PFI-TT: Rapid, portable antibody-based detection of meat species content in food samples
University Of Rochester, Rochester NY
Investigators
Abstract
The broader impact/commercial potential of this Partnerships for Innovation - Technology Translation (PFI-TT) project will be to enable practical in-situ detection of meat species content in food samples. Assessing meat content is important for compliance, customer demands regarding food purity, and religious beliefs forbidding the consumption of certain meats. The proposed technology consists of a simple and portable test usable outside a laboratory setting by users with little training. The proposed test will enable rapid, quantitative detection of small percentages of many types of meat in food. The assay uses changes in light reflection when relevant proteins bind to antibodies designed to recognize them. Because antibodies detect many types of molecules such as allergens, viral pathogens and neurotoxins, this technology can be extended to screening needs in food allergens, medical diagnostics, defense, and public safety. The proposed project will develop substrates functionalized with detection antibodies and a portable optical reader to interpret results. The operating principle is that chemical binding of small amounts of target molecules to antibodies immobilized on silicon substantially increases the reflectivity of the silicon substrate when probed in a specialized geometry.

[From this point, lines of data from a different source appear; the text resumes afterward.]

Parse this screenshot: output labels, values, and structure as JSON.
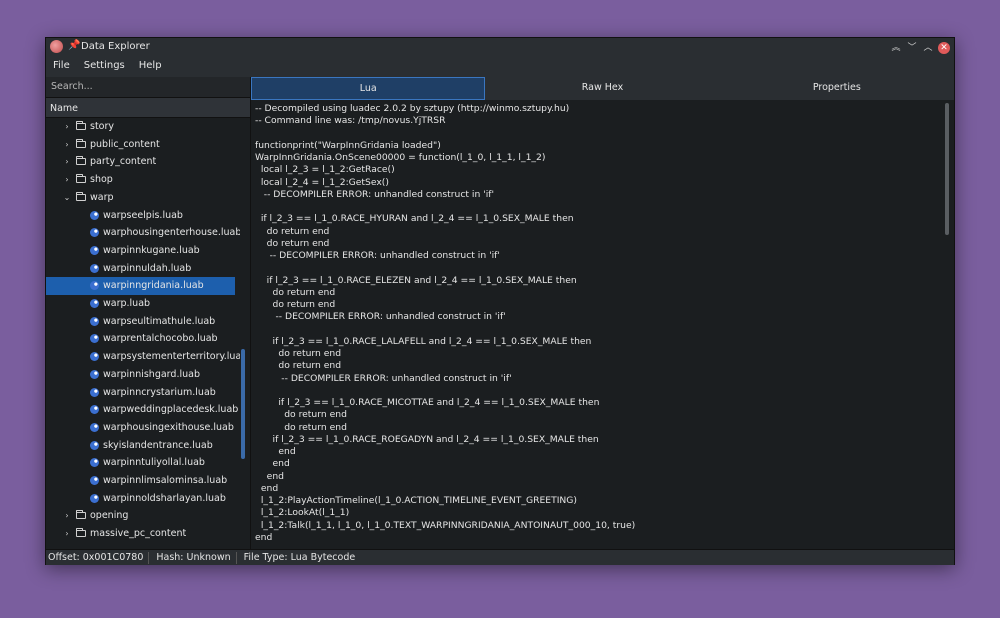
{
  "window": {
    "title": "Data Explorer",
    "controls": [
      "︽",
      "﹀",
      "︿",
      "✕"
    ]
  },
  "menu": [
    "File",
    "Settings",
    "Help"
  ],
  "search": {
    "placeholder": "Search..."
  },
  "tree": {
    "header": "Name",
    "items": [
      {
        "label": "story",
        "type": "folder",
        "expanded": false,
        "depth": 1
      },
      {
        "label": "public_content",
        "type": "folder",
        "expanded": false,
        "depth": 1
      },
      {
        "label": "party_content",
        "type": "folder",
        "expanded": false,
        "depth": 1
      },
      {
        "label": "shop",
        "type": "folder",
        "expanded": false,
        "depth": 1
      },
      {
        "label": "warp",
        "type": "folder",
        "expanded": true,
        "depth": 1
      },
      {
        "label": "warpseelpis.luab",
        "type": "file",
        "depth": 2
      },
      {
        "label": "warphousingenterhouse.luab",
        "type": "file",
        "depth": 2
      },
      {
        "label": "warpinnkugane.luab",
        "type": "file",
        "depth": 2
      },
      {
        "label": "warpinnuldah.luab",
        "type": "file",
        "depth": 2
      },
      {
        "label": "warpinngridania.luab",
        "type": "file",
        "depth": 2,
        "selected": true
      },
      {
        "label": "warp.luab",
        "type": "file",
        "depth": 2
      },
      {
        "label": "warpseultimathule.luab",
        "type": "file",
        "depth": 2
      },
      {
        "label": "warprentalchocobo.luab",
        "type": "file",
        "depth": 2
      },
      {
        "label": "warpsystementerterritory.luab",
        "type": "file",
        "depth": 2
      },
      {
        "label": "warpinnishgard.luab",
        "type": "file",
        "depth": 2
      },
      {
        "label": "warpinncrystarium.luab",
        "type": "file",
        "depth": 2
      },
      {
        "label": "warpweddingplacedesk.luab",
        "type": "file",
        "depth": 2
      },
      {
        "label": "warphousingexithouse.luab",
        "type": "file",
        "depth": 2
      },
      {
        "label": "skyislandentrance.luab",
        "type": "file",
        "depth": 2
      },
      {
        "label": "warpinntuliyollal.luab",
        "type": "file",
        "depth": 2
      },
      {
        "label": "warpinnlimsalominsa.luab",
        "type": "file",
        "depth": 2
      },
      {
        "label": "warpinnoldsharlayan.luab",
        "type": "file",
        "depth": 2
      },
      {
        "label": "opening",
        "type": "folder",
        "expanded": false,
        "depth": 1
      },
      {
        "label": "massive_pc_content",
        "type": "folder",
        "expanded": false,
        "depth": 1
      }
    ]
  },
  "tabs": [
    {
      "label": "Lua",
      "active": true
    },
    {
      "label": "Raw Hex",
      "active": false
    },
    {
      "label": "Properties",
      "active": false
    }
  ],
  "code_lines": [
    "-- Decompiled using luadec 2.0.2 by sztupy (http://winmo.sztupy.hu)",
    "-- Command line was: /tmp/novus.YjTRSR",
    "",
    "functionprint(\"WarpInnGridania loaded\")",
    "WarpInnGridania.OnScene00000 = function(l_1_0, l_1_1, l_1_2)",
    "  local l_2_3 = l_1_2:GetRace()",
    "  local l_2_4 = l_1_2:GetSex()",
    "   -- DECOMPILER ERROR: unhandled construct in 'if'",
    "",
    "  if l_2_3 == l_1_0.RACE_HYURAN and l_2_4 == l_1_0.SEX_MALE then",
    "    do return end",
    "    do return end",
    "     -- DECOMPILER ERROR: unhandled construct in 'if'",
    "",
    "    if l_2_3 == l_1_0.RACE_ELEZEN and l_2_4 == l_1_0.SEX_MALE then",
    "      do return end",
    "      do return end",
    "       -- DECOMPILER ERROR: unhandled construct in 'if'",
    "",
    "      if l_2_3 == l_1_0.RACE_LALAFELL and l_2_4 == l_1_0.SEX_MALE then",
    "        do return end",
    "        do return end",
    "         -- DECOMPILER ERROR: unhandled construct in 'if'",
    "",
    "        if l_2_3 == l_1_0.RACE_MICOTTAE and l_2_4 == l_1_0.SEX_MALE then",
    "          do return end",
    "          do return end",
    "      if l_2_3 == l_1_0.RACE_ROEGADYN and l_2_4 == l_1_0.SEX_MALE then",
    "        end",
    "      end",
    "    end",
    "  end",
    "  l_1_2:PlayActionTimeline(l_1_0.ACTION_TIMELINE_EVENT_GREETING)",
    "  l_1_2:LookAt(l_1_1)",
    "  l_1_2:Talk(l_1_1, l_1_0, l_1_0.TEXT_WARPINNGRIDANIA_ANTOINAUT_000_10, true)",
    "end"
  ],
  "status": {
    "offset": "Offset: 0x001C0780",
    "hash": "Hash: Unknown",
    "file_type": "File Type: Lua Bytecode"
  },
  "tree_scroll_fraction": 0.72
}
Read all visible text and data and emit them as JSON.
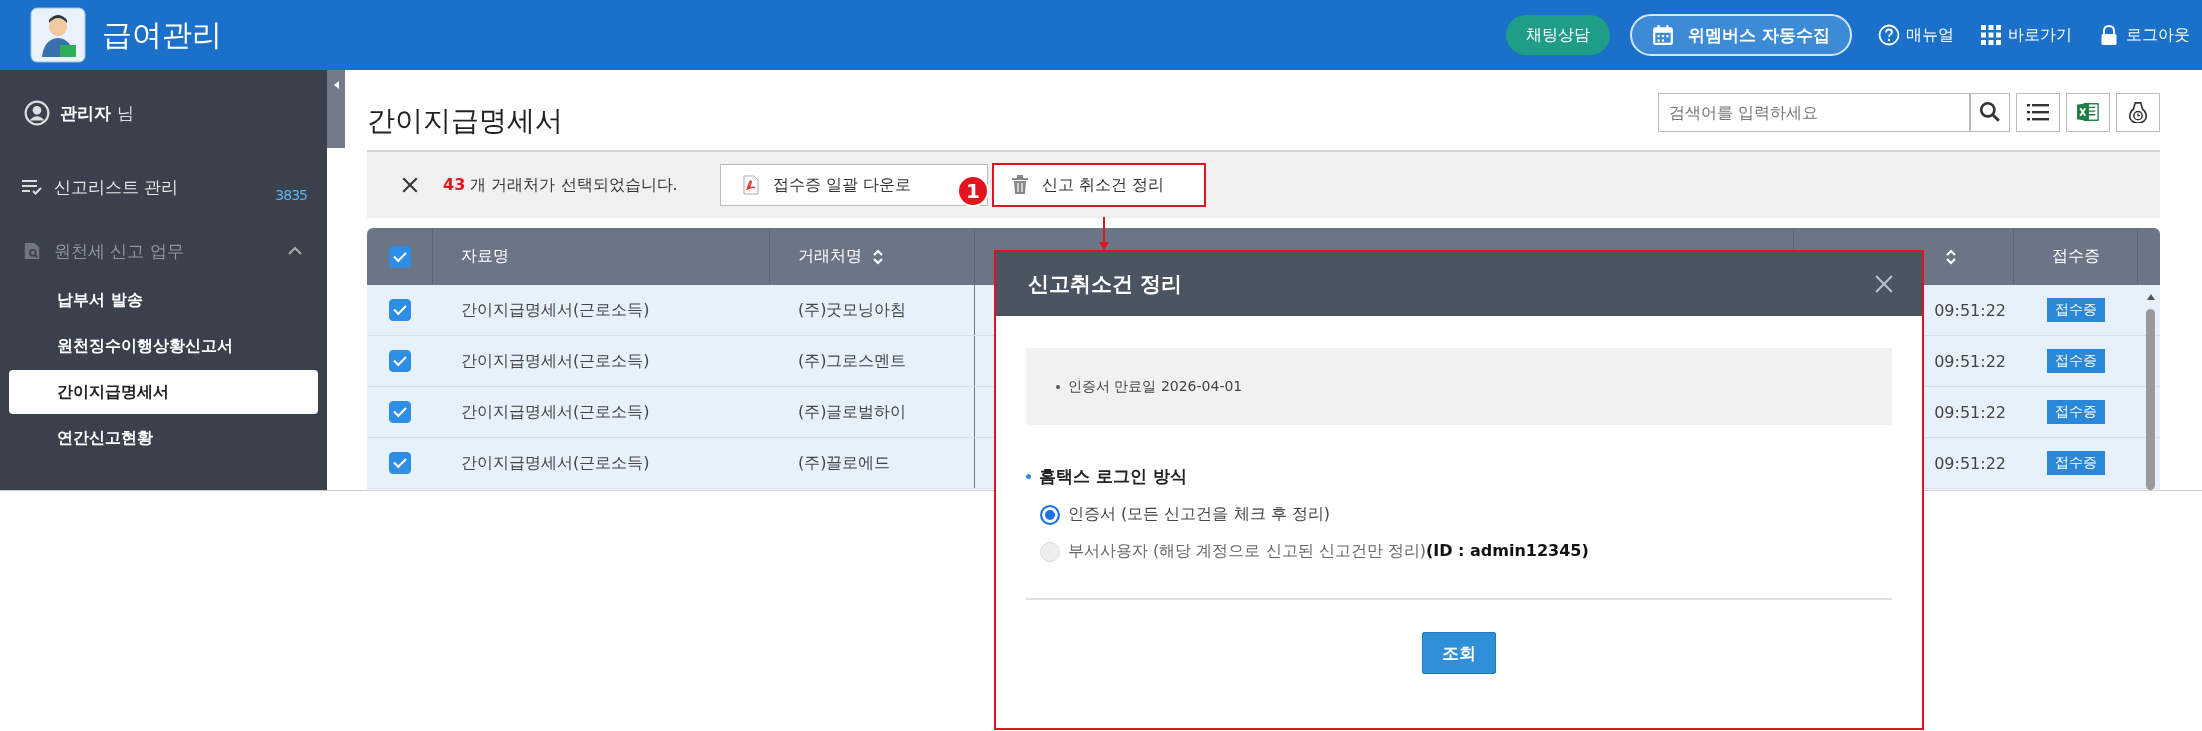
{
  "header": {
    "title": "급여관리",
    "chat_button": "채팅상담",
    "collect_button": "위멤버스 자동수집",
    "links": [
      {
        "kind": "help",
        "label": "매뉴얼"
      },
      {
        "kind": "grid",
        "label": "바로가기"
      },
      {
        "kind": "lock",
        "label": "로그아웃"
      }
    ]
  },
  "sidebar": {
    "user": {
      "name": "관리자",
      "suffix": "님"
    },
    "items": [
      {
        "kind": "link",
        "label": "신고리스트 관리",
        "count": "3835"
      },
      {
        "kind": "group",
        "label": "원천세 신고 업무",
        "expanded": true,
        "children": [
          {
            "label": "납부서 발송",
            "selected": false
          },
          {
            "label": "원천징수이행상황신고서",
            "selected": false
          },
          {
            "label": "간이지급명세서",
            "selected": true
          },
          {
            "label": "연간신고현황",
            "selected": false
          }
        ]
      }
    ]
  },
  "page": {
    "title": "간이지급명세서",
    "search": {
      "placeholder": "검색어를 입력하세요"
    }
  },
  "selection_bar": {
    "count": "43",
    "message": "개 거래처가 선택되었습니다.",
    "buttons": [
      {
        "kind": "pdf",
        "label": "접수증 일괄 다운로",
        "highlighted": false
      },
      {
        "kind": "trash",
        "label": "신고 취소건 정리",
        "highlighted": true
      }
    ],
    "callout": "1"
  },
  "table": {
    "columns": [
      {
        "kind": "check",
        "checked": true
      },
      {
        "kind": "text",
        "label": "자료명",
        "sortable": false
      },
      {
        "kind": "text",
        "label": "거래처명",
        "sortable": true
      },
      {
        "kind": "covered"
      },
      {
        "kind": "covered",
        "sortable": true
      },
      {
        "kind": "text",
        "label": "접수증",
        "sortable": false
      }
    ],
    "rows": [
      {
        "checked": true,
        "name": "간이지급명세서(근로소득)",
        "partner": "(주)굿모닝아침",
        "time": "09:51:22",
        "receipt": "접수증"
      },
      {
        "checked": true,
        "name": "간이지급명세서(근로소득)",
        "partner": "(주)그로스멘트",
        "time": "09:51:22",
        "receipt": "접수증"
      },
      {
        "checked": true,
        "name": "간이지급명세서(근로소득)",
        "partner": "(주)글로벌하이",
        "time": "09:51:22",
        "receipt": "접수증"
      },
      {
        "checked": true,
        "name": "간이지급명세서(근로소득)",
        "partner": "(주)끌로에드",
        "time": "09:51:22",
        "receipt": "접수증"
      }
    ]
  },
  "dialog": {
    "title": "신고취소건 정리",
    "info": [
      "인증서 만료일 2026-04-01"
    ],
    "section_title": "홈택스 로그인 방식",
    "options": [
      {
        "label": "인증서 (모든 신고건을 체크 후 정리)",
        "selected": true,
        "disabled": false
      },
      {
        "label": "부서사용자 (해당 계정으로 신고된 신고건만 정리)**(ID : admin12345)**",
        "selected": false,
        "disabled": true
      }
    ],
    "button": "조회"
  }
}
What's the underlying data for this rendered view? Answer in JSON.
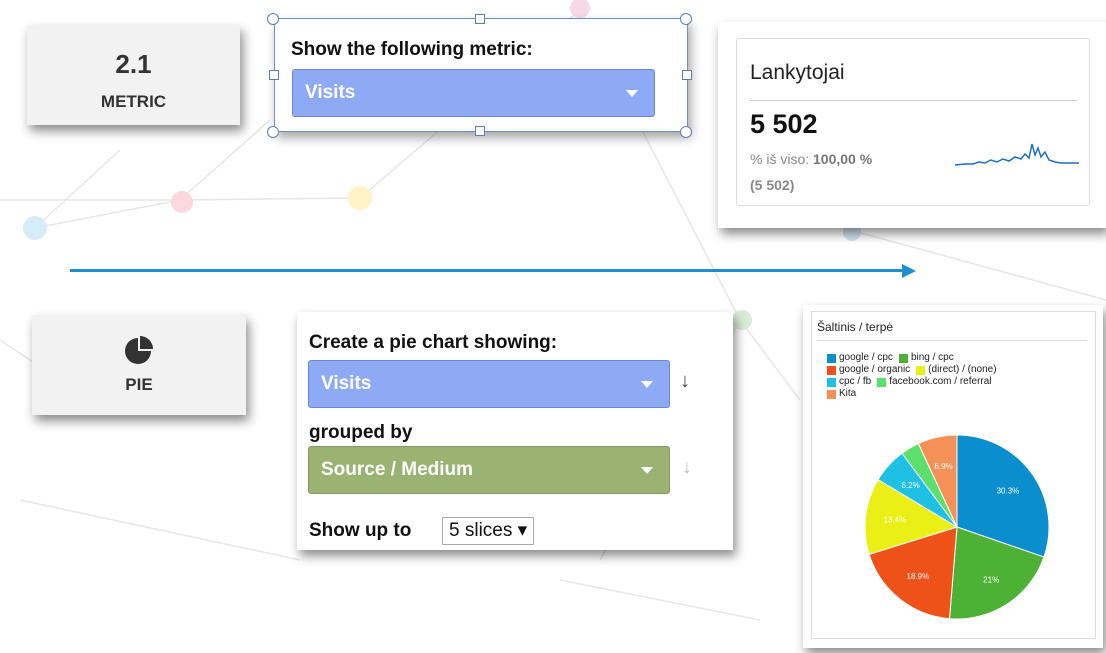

The project identifies practical approaches to immobilizing appropriate antibodies on the substrate so that they retain their function, develops simple protocols to extract proteins from meat samples, and makes a portable prototype that measures small changes in reflectivity when the substrate is exposed to those samples. Importantly, the project will develop a protocol that inhibits indiscriminate adhesion of molecules that are not of interest. In addition, the project will quantify the relationship between the increase in reflectivity and the tested meat species. The project will test the prototype reader, substrates and protocol to evaluate efficacy and simplicity. This award reflects NSF's statutory mission and has been deemed worthy of support through evaluation using the Foundation's intellectual merit and broader impacts review criteria.